The arrival of Vice as an award season contender is something of an unusual scenario.
Nominated for a large bucketful of awards, including multiple Oscars, the Dick Cheney biopic Vice has the dubious distinction of being one of the lower rated films by critics to do so.
It may have slightly slipped under the radar given that Bohemian Rhapsody has had similar luck in getting these gigs and problems with its director and accusations of how it depicts Freddie Mercury, but this is also a true life drama where reaction has been mixed, to be generous.
Indeed, this can be noted from reviews that don’t just follow the usual positive or negative mix, but also struggle to work out how it treats the central character. Some criticised the film for offering nothing but condemnation, while others criticised it for being too sympathetic for such a controversial figure.
Such arguments are perhaps par for the course in contemporary American political-related discourse, given the polarisation of such discussions has accelerated in recent years.
But beyond the bluster, the question asks whether or not the film is as good as its performances – most notably Christian Bale in the key role.
The film is something of an asymmetric narrative, keeping broadly to following Cheney’s life from college drop-out via an assortment of mid-to-high ranking posts in Republican governments before becoming Vice-President to George W Bush and effectively running the country with Bush as a figurehead to take the flak.
To try and depict this, the film tries all manner of narrative tricks. There are unusual scenes that include mock-Shakespeare dialogue, fake end credits, fourth wall breaks, flashes of real world brutality from Cheney’s torture programs, frequent use of flash-back and flash-forward, clips spoken by a newsreader and a detached narrator (Jesse Plemons) whose connection is made gruesomely apparent late on.
One certainly can’t deny it is an inventive and ambitious sprawl of a movie, throwing all manner of tricks to make its process work. Quite a lot of it works, too – indeed, the fake end credits is a highlight, while the film zips along very well.
But compared to writer/director Adam McKay’s previous work The Big Short, the laughs are harder to extract.
It may well be the storyline makes it tougher to extract them, as does the insertion of hard real world strands – a snippet of torture here, an abduction off an Italian street there, full showing of waterboarding. Some of this may well illustrate the true nastiness of what Cheney imposed, but it feels quite jarring when one considers what the rest of the film is aiming for.

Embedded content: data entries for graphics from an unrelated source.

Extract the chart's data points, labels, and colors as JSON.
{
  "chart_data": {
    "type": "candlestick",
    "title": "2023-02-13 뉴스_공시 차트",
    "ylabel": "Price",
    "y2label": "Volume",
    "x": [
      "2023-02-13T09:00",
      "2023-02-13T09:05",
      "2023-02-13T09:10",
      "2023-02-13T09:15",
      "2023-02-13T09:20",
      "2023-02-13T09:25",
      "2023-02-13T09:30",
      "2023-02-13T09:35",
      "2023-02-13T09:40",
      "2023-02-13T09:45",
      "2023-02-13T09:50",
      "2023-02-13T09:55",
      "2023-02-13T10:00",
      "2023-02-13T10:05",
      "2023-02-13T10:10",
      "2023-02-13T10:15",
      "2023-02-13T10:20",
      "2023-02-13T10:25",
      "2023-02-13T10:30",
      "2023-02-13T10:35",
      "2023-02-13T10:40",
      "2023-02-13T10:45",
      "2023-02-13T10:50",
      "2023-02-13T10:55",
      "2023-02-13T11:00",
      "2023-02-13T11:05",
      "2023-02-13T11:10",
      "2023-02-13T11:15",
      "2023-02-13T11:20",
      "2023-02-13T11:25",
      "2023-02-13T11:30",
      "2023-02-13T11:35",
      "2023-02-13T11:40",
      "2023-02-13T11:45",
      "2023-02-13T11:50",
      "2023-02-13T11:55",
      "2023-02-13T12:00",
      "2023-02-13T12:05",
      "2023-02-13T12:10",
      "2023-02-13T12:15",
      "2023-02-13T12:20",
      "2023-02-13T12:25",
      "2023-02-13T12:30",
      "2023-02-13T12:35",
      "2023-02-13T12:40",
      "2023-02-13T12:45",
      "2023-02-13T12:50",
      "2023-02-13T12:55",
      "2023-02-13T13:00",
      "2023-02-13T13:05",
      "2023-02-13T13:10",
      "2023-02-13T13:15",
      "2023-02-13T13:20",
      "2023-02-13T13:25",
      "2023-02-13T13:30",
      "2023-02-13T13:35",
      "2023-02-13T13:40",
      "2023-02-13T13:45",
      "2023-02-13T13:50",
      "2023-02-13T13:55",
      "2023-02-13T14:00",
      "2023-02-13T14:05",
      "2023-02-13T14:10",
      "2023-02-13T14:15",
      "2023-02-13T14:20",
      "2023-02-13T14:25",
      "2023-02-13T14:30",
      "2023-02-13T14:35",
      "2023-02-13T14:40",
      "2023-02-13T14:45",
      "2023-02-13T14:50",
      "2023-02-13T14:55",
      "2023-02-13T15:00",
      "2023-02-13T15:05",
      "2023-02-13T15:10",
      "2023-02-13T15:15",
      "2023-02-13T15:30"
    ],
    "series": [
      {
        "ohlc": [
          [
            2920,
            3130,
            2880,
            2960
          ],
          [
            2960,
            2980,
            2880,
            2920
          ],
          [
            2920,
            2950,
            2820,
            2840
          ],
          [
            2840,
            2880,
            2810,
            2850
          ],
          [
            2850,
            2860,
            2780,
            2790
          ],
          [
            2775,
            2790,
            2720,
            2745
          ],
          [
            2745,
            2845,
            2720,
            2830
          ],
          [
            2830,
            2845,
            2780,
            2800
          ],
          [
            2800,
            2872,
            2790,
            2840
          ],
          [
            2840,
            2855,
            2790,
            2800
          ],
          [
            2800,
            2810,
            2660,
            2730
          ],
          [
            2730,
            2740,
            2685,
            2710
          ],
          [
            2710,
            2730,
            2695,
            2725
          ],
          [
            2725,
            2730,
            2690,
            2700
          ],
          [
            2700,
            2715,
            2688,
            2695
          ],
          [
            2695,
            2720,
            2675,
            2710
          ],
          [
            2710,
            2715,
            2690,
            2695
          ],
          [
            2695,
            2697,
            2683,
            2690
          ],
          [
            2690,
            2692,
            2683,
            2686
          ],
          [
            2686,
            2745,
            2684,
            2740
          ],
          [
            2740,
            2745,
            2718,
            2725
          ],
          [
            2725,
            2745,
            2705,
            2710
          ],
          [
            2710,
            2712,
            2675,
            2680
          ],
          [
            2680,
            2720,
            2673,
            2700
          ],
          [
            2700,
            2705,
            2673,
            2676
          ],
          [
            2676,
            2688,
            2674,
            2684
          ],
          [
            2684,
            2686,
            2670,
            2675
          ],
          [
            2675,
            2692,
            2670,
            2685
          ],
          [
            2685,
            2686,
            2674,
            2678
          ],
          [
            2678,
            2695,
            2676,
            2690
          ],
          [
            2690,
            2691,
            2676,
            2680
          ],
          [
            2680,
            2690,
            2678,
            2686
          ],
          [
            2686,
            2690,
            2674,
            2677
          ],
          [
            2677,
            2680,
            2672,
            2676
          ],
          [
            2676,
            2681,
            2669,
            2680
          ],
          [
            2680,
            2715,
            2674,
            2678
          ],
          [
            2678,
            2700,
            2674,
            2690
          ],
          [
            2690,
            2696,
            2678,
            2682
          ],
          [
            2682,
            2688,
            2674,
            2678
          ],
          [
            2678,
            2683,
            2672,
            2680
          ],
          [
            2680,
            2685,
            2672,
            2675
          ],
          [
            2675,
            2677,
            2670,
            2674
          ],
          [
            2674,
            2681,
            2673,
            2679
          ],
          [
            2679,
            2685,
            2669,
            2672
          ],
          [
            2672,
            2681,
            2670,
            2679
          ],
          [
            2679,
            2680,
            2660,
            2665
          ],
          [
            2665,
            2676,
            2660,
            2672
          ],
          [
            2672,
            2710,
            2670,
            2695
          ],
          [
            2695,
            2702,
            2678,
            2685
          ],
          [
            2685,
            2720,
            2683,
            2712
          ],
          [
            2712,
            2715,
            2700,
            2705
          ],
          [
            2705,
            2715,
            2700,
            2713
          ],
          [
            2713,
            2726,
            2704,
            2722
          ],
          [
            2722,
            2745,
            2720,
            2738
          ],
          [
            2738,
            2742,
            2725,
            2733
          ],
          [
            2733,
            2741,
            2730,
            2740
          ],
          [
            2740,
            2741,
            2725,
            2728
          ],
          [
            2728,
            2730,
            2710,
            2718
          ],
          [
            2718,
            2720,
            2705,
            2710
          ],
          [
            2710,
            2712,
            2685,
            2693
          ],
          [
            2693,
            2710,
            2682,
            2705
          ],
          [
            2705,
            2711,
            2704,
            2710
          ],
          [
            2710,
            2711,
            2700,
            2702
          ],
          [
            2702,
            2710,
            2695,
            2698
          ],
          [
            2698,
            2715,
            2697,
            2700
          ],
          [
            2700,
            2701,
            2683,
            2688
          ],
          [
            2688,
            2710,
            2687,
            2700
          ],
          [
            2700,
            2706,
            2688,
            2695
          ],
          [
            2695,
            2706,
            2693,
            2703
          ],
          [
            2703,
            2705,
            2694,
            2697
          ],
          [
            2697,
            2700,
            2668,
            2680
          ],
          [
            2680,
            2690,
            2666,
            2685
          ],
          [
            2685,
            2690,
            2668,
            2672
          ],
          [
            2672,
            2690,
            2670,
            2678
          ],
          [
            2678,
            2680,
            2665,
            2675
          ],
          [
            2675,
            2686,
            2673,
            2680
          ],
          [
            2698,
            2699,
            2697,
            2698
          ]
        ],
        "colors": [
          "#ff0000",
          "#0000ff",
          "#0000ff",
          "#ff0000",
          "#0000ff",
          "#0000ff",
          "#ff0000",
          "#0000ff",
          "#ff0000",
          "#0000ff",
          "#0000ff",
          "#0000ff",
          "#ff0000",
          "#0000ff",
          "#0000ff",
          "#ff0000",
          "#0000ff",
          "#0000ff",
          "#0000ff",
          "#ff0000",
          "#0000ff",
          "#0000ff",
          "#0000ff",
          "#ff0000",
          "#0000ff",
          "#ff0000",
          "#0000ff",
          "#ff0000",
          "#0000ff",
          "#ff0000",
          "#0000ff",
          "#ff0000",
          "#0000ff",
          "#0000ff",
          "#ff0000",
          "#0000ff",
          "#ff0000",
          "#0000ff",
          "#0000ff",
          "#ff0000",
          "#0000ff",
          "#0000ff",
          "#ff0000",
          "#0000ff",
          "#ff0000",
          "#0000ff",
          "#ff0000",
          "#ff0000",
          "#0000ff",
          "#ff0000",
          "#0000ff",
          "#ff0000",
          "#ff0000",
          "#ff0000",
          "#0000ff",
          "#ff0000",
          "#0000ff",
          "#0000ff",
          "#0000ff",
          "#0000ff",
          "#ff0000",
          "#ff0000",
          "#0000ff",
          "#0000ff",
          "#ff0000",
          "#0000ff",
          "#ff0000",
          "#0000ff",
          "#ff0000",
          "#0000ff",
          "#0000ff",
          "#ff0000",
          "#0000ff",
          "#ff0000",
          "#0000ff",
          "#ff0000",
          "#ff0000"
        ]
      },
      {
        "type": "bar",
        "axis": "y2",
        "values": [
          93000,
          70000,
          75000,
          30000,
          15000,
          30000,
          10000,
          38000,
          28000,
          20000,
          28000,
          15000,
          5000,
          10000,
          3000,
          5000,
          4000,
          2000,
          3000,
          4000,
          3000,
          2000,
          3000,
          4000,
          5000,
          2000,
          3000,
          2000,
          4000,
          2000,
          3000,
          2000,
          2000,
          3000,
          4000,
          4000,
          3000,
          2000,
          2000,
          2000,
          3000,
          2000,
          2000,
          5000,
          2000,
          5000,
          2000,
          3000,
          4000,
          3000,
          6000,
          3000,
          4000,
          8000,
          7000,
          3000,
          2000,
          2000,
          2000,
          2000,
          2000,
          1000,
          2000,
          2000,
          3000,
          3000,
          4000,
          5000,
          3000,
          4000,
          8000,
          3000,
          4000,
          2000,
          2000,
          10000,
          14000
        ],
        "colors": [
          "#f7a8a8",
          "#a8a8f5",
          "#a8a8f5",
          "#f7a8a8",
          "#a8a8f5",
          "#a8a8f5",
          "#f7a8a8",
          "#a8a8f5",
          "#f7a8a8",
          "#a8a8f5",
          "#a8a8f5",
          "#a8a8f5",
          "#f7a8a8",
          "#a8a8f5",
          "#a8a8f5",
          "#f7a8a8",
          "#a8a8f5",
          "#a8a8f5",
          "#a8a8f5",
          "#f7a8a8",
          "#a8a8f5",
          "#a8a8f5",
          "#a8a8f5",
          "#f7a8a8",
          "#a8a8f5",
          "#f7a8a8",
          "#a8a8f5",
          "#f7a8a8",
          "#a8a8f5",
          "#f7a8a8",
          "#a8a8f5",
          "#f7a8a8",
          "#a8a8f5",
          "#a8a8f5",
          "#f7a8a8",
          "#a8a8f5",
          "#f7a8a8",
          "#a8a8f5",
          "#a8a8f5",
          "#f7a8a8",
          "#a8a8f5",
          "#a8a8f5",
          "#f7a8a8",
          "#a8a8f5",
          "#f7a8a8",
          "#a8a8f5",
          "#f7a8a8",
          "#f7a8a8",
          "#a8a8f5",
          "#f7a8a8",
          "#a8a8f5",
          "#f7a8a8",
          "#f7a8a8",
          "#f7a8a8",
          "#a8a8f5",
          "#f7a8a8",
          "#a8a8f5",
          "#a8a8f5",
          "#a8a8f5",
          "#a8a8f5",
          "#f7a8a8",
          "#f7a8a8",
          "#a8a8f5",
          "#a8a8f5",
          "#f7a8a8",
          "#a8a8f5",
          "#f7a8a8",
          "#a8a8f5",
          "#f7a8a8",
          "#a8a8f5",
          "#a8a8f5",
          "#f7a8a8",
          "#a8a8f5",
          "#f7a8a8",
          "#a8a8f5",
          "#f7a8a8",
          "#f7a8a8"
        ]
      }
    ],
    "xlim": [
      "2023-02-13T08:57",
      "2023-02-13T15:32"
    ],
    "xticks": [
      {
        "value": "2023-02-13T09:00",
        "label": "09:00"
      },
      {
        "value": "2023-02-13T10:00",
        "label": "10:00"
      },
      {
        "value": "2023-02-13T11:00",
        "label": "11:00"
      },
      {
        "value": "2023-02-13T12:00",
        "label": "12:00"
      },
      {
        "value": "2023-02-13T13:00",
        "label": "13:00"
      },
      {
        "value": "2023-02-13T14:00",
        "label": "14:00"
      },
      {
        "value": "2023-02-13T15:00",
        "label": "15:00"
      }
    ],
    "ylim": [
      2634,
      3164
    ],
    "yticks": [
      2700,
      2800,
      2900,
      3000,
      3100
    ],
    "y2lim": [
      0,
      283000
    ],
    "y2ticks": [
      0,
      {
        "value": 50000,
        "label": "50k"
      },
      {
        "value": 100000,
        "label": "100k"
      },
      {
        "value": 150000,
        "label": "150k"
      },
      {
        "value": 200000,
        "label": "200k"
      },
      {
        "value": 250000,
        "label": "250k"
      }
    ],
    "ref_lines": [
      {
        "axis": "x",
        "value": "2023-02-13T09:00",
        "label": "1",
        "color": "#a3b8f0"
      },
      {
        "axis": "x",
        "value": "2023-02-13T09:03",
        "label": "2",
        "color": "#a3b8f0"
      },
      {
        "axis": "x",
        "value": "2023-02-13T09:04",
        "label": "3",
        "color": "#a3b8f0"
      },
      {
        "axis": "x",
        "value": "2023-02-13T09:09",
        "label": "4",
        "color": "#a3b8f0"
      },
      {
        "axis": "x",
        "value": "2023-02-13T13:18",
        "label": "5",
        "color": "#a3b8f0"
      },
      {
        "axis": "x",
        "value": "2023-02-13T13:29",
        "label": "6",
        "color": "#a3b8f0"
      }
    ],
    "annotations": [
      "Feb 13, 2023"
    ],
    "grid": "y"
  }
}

To some extent, however, it feels like the film takes a while to reach the point where most will be in for. There is enough intrigue for the film’s development as Cheney makes his way into the Washington establishment, but one feels the film could’ve skipped some of this to allow more exploration of the big stuff in the 2000’s.
At its heart, the film has great performances. Carrell as Rumsfeld is an excellent runner, providing a jovial streak, while Amy Adams excels as Lynne Cheney.
The supporting performance that has got a lot of the awards traction is Sam Rockwell as George W Bush. Its easy to forget to some extent that Bush was seen as a rough-around-the-edges inexperienced candidate when he was first nominated ahead of the 2000 election.
Whether the real Bush was so easily manipulatable by his real VP is going to be open to debate for years – not least given how much secrecy surrounds this era of American politics. But Rockwell does sell it well. Its an impressively accurate impersonation of Bush.
Of course, the star and central turn is Bale’s Cheney. His transformation over the course of the film is startling, turning slowly as the decades pass from a slightly pudgier looking Bale to an almost note-perfect rendition of Cheney’s quiet snarl.
His performance is highly engaging and watchable throughout, and keeps the film sound even when some of its narrative flourishes threaten to send the film heading out of control towards the absurd and nonsensical.
For the most part, Vice is quite a watchable re-telling of American history, and on its own terms, most of it works. There are great performances, and some engaging set-pieces and use of cinematic technique to explore the use of supreme Presidential power by somebody who never became President.
However, it is true there are flaws in the way of it becoming a truly great piece of cinema. Much as there is some enjoyment to be found in a darkly comic piece of movie, it just feels a bit too messy to really achieve its ambitions, and could well have done better had it just been a simpler piece of work.